Changes Without Notice

  • Privacy policies can change
  • Data sharing agreements update
  • New "features" enable more collection
  • You're often notified after the fact

How Owned Software Protects Privacy

Desktop Applications

  • Data stays on your computer
  • No cloud sync (unless you choose)
  • No usage tracking
  • No data sharing
  • Complete control

Self-Hosted Software

  • Data on your servers
  • You control access
  • No third-party data sharing
  • You decide what's collected
  • Complete privacy

One-Time Purchase Software

  • No ongoing revenue from data
  • Business model doesn't depend on data
  • Focus on product, not data collection
  • Better alignment with user interests

The Financial Incentive

Subscription Companies Need Data Because:

  • Low subscription prices require additional revenue
  • Investors expect growth
  • Data is valuable and sellable
  • Advertising revenue supplements subscriptions
  • User data = company asset

Owned Software Companies:

  • Make money from the sale
  • Don't need ongoing revenue streams
  • Focus on product quality
  • Better aligned with user privacy
  • Less incentive to collect data

Protecting Your Privacy

If You Must Use Subscriptions:

1. Read privacy policies (at least the data section) 2. Use privacy-focused alternatives when available 3. Minimize data sharing (don't connect unnecessary accounts) 4. Use privacy tools (VPN, ad blockers) 5. Limit personal information in accounts

Better: Use Owned Software

1. Desktop applications keep data local 2. Self-hosted software gives you control 3. One-time purchases reduce data collection incentives 4. Open-source software is auditable 5. Local-first tools prioritize privacy

The Bottom Line

Subscription models often rely on data monetization to supplement low prices.
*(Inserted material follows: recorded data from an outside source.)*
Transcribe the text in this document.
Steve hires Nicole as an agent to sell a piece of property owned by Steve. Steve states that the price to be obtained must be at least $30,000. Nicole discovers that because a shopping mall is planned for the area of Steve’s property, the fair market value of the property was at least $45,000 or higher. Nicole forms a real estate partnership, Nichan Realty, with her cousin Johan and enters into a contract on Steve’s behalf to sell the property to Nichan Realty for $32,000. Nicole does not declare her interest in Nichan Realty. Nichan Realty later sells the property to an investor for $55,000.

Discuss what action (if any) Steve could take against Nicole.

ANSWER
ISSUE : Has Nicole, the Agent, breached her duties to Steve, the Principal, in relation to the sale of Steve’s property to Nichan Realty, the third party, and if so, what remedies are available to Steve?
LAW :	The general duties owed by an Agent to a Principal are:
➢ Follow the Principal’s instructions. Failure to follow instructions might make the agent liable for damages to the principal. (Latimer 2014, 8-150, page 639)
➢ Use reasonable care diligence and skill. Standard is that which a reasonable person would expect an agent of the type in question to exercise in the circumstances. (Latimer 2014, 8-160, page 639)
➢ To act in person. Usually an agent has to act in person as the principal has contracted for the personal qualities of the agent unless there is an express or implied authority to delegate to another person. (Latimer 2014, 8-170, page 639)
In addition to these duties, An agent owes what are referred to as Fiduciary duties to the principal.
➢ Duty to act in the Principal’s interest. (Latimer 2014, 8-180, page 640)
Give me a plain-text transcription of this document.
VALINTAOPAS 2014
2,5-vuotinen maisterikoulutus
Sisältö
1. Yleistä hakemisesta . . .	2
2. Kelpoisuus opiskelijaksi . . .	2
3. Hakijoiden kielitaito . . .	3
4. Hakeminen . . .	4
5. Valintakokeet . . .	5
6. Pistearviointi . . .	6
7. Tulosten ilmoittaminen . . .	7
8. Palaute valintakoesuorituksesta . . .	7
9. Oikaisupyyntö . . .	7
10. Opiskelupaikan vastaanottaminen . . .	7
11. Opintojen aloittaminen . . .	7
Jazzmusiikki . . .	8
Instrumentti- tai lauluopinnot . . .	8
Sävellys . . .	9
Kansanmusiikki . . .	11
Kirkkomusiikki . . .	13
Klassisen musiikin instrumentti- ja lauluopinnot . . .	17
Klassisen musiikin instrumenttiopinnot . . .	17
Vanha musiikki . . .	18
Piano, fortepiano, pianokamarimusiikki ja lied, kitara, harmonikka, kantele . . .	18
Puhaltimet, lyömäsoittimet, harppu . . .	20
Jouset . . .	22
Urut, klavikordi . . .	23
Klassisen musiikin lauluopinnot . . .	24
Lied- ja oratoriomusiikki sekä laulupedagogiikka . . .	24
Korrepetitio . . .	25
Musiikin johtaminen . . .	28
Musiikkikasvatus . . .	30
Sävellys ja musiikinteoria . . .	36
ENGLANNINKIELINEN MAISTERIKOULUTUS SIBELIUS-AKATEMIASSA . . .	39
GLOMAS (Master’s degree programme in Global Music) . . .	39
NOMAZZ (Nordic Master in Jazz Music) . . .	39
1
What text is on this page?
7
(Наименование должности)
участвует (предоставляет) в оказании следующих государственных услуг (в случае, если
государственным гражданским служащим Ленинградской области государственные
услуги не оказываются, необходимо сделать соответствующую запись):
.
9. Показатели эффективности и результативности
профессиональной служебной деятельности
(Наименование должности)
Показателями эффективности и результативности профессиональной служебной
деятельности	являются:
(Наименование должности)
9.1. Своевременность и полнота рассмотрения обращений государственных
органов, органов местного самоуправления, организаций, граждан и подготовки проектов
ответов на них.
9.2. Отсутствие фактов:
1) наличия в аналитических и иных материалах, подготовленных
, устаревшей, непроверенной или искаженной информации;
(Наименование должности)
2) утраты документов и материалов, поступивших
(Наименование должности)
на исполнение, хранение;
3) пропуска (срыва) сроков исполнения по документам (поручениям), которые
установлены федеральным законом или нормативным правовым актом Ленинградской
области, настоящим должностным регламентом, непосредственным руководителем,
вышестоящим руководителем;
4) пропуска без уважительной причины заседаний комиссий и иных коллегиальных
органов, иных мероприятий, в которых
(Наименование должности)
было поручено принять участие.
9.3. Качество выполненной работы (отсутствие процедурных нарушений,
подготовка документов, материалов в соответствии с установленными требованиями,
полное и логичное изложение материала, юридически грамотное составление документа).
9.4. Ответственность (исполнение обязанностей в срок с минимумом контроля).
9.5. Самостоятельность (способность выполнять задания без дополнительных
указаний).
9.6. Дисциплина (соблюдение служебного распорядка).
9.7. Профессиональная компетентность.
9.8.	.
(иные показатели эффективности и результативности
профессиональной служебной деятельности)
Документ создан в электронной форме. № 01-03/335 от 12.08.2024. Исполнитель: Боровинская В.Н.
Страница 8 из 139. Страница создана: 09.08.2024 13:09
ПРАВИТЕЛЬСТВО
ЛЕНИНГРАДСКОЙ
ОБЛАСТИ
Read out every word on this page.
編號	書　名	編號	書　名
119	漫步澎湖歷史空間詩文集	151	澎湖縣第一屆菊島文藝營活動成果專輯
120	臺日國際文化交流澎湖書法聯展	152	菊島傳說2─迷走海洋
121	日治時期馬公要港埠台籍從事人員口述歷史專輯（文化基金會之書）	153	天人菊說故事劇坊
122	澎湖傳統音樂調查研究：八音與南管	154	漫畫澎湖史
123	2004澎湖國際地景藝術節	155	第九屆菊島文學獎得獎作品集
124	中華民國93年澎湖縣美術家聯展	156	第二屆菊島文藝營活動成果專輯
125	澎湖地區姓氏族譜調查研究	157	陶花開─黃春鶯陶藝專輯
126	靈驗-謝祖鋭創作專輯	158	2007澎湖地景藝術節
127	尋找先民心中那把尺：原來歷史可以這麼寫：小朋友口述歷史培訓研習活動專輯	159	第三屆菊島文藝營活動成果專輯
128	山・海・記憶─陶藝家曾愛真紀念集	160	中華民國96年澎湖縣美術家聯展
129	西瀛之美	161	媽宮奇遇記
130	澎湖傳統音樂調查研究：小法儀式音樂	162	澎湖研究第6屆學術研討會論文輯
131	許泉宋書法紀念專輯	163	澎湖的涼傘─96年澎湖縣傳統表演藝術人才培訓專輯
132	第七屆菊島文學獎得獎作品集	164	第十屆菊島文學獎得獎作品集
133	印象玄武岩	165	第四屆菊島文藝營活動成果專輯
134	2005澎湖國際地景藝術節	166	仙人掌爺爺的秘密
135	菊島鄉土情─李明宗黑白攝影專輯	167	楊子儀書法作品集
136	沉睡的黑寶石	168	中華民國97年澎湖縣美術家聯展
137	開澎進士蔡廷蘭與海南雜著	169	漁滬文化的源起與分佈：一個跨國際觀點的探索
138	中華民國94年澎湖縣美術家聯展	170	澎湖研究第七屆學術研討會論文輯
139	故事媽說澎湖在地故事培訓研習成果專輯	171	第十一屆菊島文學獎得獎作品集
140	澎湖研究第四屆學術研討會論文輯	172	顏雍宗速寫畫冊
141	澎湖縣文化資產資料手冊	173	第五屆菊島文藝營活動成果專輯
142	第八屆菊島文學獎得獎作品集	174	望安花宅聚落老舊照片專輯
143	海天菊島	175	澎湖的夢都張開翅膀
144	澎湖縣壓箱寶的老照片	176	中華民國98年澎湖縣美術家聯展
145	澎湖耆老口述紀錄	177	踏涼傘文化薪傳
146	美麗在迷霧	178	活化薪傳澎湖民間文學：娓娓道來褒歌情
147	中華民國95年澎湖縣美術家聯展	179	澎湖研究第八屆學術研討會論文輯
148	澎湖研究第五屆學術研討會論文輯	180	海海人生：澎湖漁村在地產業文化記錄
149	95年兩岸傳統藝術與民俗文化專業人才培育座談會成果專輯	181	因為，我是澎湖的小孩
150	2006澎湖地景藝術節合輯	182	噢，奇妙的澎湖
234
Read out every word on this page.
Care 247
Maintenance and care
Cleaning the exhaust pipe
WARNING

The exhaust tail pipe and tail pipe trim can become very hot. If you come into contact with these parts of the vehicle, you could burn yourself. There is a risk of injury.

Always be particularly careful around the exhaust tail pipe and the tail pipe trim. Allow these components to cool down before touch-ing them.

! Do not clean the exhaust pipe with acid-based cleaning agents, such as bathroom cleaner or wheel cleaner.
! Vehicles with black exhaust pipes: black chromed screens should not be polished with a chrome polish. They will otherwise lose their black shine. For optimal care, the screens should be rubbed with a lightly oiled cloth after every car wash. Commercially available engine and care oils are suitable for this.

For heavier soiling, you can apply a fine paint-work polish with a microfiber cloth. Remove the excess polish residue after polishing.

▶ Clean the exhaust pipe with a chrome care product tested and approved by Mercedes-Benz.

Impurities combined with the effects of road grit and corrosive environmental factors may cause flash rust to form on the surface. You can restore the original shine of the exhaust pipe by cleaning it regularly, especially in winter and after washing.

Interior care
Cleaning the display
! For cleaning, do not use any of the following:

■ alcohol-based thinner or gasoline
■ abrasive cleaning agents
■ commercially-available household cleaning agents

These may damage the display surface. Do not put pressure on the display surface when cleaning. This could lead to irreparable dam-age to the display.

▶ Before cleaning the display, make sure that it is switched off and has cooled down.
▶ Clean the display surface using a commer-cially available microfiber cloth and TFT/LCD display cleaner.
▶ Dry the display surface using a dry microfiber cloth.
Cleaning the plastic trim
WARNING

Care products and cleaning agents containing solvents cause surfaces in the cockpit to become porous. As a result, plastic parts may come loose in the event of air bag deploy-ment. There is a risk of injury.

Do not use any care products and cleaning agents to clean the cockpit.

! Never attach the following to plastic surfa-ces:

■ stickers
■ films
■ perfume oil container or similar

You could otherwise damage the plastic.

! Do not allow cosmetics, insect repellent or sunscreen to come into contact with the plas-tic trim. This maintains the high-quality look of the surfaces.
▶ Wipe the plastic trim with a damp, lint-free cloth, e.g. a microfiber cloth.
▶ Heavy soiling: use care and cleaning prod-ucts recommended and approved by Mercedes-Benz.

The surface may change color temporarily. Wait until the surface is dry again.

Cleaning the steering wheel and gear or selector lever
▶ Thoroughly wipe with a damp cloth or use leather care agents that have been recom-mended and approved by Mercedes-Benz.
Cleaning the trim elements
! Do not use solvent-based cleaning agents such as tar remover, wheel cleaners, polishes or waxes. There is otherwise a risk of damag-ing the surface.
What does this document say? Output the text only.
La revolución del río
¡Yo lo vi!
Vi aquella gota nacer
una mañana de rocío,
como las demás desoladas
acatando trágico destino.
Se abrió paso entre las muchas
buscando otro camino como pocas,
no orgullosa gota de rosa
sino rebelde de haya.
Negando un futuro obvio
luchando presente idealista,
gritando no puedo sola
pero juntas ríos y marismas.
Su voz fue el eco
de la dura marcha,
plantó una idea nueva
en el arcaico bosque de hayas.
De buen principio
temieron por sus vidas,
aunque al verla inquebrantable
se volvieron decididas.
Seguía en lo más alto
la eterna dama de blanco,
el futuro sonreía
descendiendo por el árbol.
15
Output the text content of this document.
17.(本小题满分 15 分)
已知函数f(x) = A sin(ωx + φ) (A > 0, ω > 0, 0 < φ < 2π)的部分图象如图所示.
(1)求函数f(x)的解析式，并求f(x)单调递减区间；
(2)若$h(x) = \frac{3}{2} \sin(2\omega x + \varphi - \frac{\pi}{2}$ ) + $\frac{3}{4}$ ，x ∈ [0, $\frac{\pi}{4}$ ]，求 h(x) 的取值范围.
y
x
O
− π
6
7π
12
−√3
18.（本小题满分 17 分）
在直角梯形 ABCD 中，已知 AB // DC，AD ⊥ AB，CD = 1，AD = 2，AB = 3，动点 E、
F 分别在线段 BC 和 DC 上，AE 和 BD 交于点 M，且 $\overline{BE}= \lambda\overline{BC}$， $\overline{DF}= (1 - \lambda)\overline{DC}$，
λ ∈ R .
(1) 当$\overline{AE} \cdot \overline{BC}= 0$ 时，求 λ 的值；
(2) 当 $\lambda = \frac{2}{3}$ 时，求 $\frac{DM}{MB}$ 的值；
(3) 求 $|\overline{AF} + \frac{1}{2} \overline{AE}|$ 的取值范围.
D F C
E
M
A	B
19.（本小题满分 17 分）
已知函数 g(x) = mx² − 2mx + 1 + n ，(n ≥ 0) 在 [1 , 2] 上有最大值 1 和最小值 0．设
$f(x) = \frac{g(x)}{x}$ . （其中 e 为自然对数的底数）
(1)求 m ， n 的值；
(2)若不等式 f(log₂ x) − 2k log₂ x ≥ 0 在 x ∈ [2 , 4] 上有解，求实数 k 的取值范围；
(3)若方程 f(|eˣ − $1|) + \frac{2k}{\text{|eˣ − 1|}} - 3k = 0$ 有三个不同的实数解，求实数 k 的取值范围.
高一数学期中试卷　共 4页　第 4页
When software seems too cheap for what it provides, your data is likely being collected and sold.

Owned software—whether desktop applications or self-hosted solutions—gives you control over your data and eliminates the financial incentive for data collection. If privacy matters to you, consider making the switch from subscriptions to owned software.

Your data is valuable. Make sure you control who has access to it.